Bank Statement Loans:
Your client or his son might want to consider bank statement loan programs if either is self-employed or receives substantial cash flows into business accounts under their control during any 12 months. Bank statement mortgage loan products use personal bank statements instead of tax returns to verify income reported by borrowers. Borrowers may have lower levels due to write-offs against gross receipts from self-employment activities carried out each month over time.
Foreign National Loans:
Despite having been here for two decades already, lenders may still treat your client as though she were an alien with no green card. If so, foreign national loan products are available for people like her who lack US citizenship status or SSNs but have valid ITINs.

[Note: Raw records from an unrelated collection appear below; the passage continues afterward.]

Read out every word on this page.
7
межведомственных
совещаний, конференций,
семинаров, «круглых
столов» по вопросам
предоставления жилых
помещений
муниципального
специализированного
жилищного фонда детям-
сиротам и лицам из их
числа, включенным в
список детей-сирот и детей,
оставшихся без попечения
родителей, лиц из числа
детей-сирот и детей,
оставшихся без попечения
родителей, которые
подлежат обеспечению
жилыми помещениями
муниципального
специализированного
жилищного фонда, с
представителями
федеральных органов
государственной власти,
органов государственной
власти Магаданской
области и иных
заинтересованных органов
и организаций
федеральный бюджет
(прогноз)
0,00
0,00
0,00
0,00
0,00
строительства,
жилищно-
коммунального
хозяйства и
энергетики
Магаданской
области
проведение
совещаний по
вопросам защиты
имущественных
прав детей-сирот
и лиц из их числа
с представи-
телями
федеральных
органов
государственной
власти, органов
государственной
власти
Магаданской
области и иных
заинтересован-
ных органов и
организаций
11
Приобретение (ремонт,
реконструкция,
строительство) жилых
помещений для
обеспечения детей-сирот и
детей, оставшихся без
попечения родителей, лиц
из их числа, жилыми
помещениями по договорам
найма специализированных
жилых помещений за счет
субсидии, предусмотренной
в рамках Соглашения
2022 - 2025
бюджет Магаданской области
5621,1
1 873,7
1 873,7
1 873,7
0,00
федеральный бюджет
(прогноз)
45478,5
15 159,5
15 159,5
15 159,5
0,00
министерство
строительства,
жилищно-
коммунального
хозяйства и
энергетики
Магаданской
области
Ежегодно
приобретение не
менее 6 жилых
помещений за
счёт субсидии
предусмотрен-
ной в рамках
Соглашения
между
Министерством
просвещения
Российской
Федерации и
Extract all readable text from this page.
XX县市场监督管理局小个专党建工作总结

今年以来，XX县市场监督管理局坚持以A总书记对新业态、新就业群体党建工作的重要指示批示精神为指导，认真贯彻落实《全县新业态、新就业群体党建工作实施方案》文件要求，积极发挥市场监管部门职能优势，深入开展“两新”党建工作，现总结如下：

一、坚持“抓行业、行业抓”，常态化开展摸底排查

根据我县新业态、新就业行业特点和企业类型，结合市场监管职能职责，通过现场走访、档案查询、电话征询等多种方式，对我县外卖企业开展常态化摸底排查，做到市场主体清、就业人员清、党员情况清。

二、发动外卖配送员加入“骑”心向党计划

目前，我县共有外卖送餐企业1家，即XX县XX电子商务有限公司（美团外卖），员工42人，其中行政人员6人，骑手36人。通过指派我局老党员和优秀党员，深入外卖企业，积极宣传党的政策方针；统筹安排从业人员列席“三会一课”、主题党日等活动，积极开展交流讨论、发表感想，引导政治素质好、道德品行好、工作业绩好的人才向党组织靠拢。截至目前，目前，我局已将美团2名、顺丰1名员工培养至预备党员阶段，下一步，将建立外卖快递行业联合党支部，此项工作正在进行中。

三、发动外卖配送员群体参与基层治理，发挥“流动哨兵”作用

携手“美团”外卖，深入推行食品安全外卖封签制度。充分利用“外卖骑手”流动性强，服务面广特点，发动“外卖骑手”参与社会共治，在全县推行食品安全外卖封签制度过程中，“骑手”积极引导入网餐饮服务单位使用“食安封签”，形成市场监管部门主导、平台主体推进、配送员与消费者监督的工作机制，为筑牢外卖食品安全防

Regarding Gustan Cho Associates:
Considering their specialization in nontraditional and alternative financing options. Gustan Cho Associates could be a great resource during this process by providing information about such programs and potentially connecting clients with lenders who offer unique products that match their needs, given their current situation.
Recommendations:
If he has been filing taxes with an ITIN number, we should look into ITIN loan options for your client. The son should purchase the property as an investment, using a DSCR loan if it can generate rental income. If either of them has strong cash flow in their business accounts, then bank statement loans might work for you guys. You should consult specialists within alternative financings, such as Gustan Cho Associates, so that all possible avenues can be explored.
Consider seeking legal advice to ensure compliance with relevant laws and regulations, especially considering his immigration status. Remember that each option will come with different requirements, benefits, and drawbacks, so take time to compare rates/terms before making any decision.